# Find the number of ways of selecting 9 balls from 6 red balls,

Question:

Find the number of ways of selecting 9 balls from 6 red balls, 5 white balls and 5 blue balls if each selection consists of 3 balls of each colour.

Solution:

There are a total of 6 red balls, 5 white balls, and 5 blue balls.

9 balls have to be selected in such a way that each selection consists of 3 balls of each colour.

Here,

3 balls can be selected from 6 red balls in ${ }^{6} \mathrm{C}_{3}$ ways.

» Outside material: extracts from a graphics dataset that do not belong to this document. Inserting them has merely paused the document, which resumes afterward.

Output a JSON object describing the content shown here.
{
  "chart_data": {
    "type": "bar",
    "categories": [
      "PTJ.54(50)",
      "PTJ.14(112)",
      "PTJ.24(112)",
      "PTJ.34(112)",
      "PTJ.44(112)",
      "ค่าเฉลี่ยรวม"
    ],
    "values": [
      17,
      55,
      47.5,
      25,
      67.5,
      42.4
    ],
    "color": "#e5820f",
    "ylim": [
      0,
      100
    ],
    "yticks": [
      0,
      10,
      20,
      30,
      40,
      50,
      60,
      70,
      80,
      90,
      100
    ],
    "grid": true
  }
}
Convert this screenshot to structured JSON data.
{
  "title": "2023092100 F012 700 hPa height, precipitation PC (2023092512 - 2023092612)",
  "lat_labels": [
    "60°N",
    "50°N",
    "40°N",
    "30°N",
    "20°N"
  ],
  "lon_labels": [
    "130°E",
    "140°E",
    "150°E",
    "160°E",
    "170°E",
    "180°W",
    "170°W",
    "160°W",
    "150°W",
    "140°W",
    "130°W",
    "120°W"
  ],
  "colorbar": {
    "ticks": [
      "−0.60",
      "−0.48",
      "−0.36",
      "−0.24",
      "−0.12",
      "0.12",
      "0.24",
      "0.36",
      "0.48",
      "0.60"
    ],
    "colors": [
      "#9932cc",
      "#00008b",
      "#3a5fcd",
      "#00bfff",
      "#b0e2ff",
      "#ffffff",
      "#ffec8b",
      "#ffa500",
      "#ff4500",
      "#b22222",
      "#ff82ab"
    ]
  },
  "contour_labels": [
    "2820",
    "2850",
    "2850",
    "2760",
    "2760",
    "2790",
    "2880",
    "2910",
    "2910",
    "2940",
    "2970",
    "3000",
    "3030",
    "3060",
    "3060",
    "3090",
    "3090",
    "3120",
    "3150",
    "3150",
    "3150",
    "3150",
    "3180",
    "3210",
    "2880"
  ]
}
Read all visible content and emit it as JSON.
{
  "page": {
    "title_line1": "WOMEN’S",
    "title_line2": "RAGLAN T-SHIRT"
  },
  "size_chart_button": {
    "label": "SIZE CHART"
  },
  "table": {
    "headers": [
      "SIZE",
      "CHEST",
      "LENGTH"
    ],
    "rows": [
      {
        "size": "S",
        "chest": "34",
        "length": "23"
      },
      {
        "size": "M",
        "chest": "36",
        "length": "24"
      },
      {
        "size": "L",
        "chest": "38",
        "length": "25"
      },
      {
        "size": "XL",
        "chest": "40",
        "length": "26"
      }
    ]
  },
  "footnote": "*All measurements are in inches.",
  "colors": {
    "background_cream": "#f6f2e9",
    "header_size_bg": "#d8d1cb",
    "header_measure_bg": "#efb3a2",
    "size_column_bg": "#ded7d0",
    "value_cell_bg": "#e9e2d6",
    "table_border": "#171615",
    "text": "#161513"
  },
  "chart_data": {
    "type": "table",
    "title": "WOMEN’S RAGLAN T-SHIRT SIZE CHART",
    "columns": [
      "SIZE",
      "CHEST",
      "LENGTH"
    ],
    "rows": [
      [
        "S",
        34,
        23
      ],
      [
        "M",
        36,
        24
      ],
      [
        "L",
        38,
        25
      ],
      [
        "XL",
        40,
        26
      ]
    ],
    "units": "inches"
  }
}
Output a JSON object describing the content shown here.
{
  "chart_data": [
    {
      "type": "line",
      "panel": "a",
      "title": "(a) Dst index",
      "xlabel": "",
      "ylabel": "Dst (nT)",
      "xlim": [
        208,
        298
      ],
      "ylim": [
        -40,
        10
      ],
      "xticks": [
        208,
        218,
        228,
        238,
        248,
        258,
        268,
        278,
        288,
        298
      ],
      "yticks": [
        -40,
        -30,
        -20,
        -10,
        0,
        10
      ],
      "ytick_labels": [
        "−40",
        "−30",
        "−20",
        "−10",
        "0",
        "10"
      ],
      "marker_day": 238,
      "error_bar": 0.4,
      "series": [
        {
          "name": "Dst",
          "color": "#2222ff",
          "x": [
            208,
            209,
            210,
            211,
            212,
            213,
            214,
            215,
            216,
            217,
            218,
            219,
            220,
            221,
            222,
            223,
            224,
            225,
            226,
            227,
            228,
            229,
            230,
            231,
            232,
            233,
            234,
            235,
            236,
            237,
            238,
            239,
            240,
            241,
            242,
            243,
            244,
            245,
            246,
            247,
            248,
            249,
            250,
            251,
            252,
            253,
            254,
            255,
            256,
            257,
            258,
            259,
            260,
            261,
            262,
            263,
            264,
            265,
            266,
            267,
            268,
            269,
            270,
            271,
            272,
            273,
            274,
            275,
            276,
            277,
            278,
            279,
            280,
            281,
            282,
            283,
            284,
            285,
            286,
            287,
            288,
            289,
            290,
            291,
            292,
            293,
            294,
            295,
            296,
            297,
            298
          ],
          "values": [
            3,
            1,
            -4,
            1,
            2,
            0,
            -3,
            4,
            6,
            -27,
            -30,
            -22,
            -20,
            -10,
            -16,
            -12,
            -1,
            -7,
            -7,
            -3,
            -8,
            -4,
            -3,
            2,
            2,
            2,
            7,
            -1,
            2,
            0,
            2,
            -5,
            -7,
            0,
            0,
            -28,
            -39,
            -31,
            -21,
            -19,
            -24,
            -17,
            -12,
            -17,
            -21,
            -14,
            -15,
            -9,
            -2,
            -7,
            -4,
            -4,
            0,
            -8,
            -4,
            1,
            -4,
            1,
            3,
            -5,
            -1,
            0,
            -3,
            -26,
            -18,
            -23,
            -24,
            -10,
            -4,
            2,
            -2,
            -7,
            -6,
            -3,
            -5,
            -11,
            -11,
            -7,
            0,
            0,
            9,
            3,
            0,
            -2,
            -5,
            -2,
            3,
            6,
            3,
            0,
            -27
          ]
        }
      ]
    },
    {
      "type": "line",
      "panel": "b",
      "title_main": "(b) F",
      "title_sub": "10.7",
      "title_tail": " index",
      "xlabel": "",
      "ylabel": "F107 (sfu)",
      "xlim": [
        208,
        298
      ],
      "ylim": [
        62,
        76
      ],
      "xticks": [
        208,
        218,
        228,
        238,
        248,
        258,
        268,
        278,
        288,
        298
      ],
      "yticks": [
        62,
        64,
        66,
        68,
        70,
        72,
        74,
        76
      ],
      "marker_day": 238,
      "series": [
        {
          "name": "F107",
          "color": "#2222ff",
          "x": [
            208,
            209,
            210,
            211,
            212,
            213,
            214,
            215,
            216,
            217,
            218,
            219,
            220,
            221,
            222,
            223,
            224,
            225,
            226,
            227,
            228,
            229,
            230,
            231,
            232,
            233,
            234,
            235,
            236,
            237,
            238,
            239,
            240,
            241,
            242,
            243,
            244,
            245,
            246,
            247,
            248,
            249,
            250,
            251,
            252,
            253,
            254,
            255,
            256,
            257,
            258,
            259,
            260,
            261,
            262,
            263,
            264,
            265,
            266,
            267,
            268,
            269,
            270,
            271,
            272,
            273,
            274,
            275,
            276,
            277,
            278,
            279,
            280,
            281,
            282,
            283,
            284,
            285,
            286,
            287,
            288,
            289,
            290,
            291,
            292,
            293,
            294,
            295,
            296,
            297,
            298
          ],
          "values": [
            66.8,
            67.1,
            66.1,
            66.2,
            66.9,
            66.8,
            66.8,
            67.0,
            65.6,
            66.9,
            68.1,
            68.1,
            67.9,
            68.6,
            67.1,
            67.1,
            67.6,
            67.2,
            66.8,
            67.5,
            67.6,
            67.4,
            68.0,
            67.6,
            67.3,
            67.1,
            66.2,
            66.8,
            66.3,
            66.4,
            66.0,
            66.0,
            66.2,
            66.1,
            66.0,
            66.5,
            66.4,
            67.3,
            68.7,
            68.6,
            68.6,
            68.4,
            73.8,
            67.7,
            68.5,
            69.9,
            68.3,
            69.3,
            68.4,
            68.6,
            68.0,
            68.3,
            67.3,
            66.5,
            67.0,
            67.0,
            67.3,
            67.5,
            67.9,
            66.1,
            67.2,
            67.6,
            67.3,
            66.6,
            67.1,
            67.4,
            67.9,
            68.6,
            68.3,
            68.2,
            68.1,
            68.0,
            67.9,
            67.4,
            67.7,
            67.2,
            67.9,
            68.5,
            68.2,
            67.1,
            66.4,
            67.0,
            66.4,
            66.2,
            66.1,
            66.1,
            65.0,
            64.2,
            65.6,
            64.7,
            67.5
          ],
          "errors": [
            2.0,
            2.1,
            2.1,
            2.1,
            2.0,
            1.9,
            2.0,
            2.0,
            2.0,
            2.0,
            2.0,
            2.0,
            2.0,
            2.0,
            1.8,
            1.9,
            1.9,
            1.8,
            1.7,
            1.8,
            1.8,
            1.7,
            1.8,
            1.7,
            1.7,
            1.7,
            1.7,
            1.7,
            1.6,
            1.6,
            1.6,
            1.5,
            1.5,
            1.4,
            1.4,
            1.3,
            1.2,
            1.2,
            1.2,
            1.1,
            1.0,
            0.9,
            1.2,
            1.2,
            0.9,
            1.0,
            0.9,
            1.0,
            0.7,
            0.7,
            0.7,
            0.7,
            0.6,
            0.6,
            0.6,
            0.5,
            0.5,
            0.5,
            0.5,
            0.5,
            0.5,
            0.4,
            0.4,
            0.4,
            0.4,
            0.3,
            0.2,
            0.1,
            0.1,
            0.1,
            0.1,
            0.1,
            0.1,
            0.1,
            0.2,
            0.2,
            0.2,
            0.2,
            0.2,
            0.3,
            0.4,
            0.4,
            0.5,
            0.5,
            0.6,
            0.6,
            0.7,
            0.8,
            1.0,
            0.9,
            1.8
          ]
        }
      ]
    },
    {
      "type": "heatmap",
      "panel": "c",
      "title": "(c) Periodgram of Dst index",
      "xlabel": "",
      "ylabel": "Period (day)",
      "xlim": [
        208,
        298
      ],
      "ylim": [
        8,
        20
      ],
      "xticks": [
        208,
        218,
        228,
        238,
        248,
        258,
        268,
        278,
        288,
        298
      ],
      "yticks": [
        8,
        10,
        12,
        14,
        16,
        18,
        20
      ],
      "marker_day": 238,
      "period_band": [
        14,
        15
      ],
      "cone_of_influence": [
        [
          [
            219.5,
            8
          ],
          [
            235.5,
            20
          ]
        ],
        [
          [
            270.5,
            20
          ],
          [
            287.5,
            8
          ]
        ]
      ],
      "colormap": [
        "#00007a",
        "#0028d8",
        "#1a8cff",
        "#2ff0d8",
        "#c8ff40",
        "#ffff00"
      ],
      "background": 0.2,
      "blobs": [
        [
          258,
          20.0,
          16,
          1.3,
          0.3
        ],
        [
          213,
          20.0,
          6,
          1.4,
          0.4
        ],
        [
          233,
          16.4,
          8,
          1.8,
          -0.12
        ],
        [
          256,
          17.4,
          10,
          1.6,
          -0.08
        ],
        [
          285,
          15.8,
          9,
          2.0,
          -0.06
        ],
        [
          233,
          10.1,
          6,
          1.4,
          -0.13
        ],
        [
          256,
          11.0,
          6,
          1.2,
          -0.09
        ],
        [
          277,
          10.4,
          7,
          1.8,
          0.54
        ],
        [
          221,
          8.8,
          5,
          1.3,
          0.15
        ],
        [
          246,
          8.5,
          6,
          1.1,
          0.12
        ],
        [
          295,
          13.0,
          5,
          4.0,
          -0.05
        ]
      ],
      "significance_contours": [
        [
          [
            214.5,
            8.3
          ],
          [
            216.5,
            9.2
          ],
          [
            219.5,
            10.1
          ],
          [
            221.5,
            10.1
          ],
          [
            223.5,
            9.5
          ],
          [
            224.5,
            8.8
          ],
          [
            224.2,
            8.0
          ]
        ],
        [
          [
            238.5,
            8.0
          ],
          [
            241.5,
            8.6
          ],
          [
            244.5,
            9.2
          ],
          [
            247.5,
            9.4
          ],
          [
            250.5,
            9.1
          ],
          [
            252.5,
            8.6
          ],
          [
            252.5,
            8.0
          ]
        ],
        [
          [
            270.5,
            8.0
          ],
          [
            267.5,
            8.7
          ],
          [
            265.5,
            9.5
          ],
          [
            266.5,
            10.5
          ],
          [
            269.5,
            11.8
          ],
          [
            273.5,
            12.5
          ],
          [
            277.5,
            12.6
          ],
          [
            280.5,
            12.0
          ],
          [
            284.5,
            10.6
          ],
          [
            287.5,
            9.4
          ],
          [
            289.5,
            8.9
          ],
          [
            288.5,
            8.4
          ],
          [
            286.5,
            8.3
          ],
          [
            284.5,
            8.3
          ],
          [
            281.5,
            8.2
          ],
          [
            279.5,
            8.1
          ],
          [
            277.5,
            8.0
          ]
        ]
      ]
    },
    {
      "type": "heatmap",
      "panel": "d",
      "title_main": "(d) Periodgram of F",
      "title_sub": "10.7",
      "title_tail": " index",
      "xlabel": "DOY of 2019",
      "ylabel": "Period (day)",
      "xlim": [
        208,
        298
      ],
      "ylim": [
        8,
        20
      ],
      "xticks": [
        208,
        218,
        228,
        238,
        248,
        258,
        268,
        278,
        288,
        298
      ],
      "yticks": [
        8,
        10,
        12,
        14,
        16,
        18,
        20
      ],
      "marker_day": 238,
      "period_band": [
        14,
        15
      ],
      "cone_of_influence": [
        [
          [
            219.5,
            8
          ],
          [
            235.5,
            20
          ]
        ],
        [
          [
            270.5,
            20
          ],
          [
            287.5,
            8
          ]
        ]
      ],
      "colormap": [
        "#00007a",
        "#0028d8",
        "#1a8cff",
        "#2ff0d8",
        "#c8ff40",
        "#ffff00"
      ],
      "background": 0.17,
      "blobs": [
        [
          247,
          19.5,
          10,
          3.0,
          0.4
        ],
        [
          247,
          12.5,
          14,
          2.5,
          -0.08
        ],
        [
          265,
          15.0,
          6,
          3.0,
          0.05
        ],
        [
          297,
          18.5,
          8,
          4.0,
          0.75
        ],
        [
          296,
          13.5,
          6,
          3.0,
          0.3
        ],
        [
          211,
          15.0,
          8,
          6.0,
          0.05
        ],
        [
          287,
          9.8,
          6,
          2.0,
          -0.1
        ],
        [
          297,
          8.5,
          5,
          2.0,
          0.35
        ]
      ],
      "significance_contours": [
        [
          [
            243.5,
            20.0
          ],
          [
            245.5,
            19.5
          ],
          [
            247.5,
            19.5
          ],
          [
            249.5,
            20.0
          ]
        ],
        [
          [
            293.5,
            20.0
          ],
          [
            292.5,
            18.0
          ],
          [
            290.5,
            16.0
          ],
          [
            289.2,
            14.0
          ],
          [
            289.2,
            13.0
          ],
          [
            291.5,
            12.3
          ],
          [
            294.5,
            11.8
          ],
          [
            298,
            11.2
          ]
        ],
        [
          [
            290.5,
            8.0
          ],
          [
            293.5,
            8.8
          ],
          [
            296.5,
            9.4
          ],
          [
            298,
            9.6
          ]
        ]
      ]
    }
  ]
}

3 balls can be selected from 5 white balls in ${ }^{5} \mathrm{C}_{3}$ ways.

3 balls can be selected from 5 blue balls in ${ }^{5} \mathrm{C}_{3}$ ways.

Thus, by multiplication principle, required number of ways of selecting 9 balls

$={ }^{6} \mathrm{C}_{3} \times{ }^{5} \mathrm{C}_{3} \times{ }^{5} \mathrm{C}_{3}=\frac{6 !}{3 ! 3 !} \times \frac{5 !}{3 ! 2 !} \times \frac{5 !}{3 ! 2 !}$

$=\frac{6 \times 5 \times 4 \times 3 !}{3 ! \times 3 \times 2} \times \frac{5 \times 4 \times 3 !}{3 ! \times 2 \times 1} \times \frac{5 \times 4 \times 3 !}{3 ! \times 2 \times 1}$

$=20 \times 10 \times 10=2000$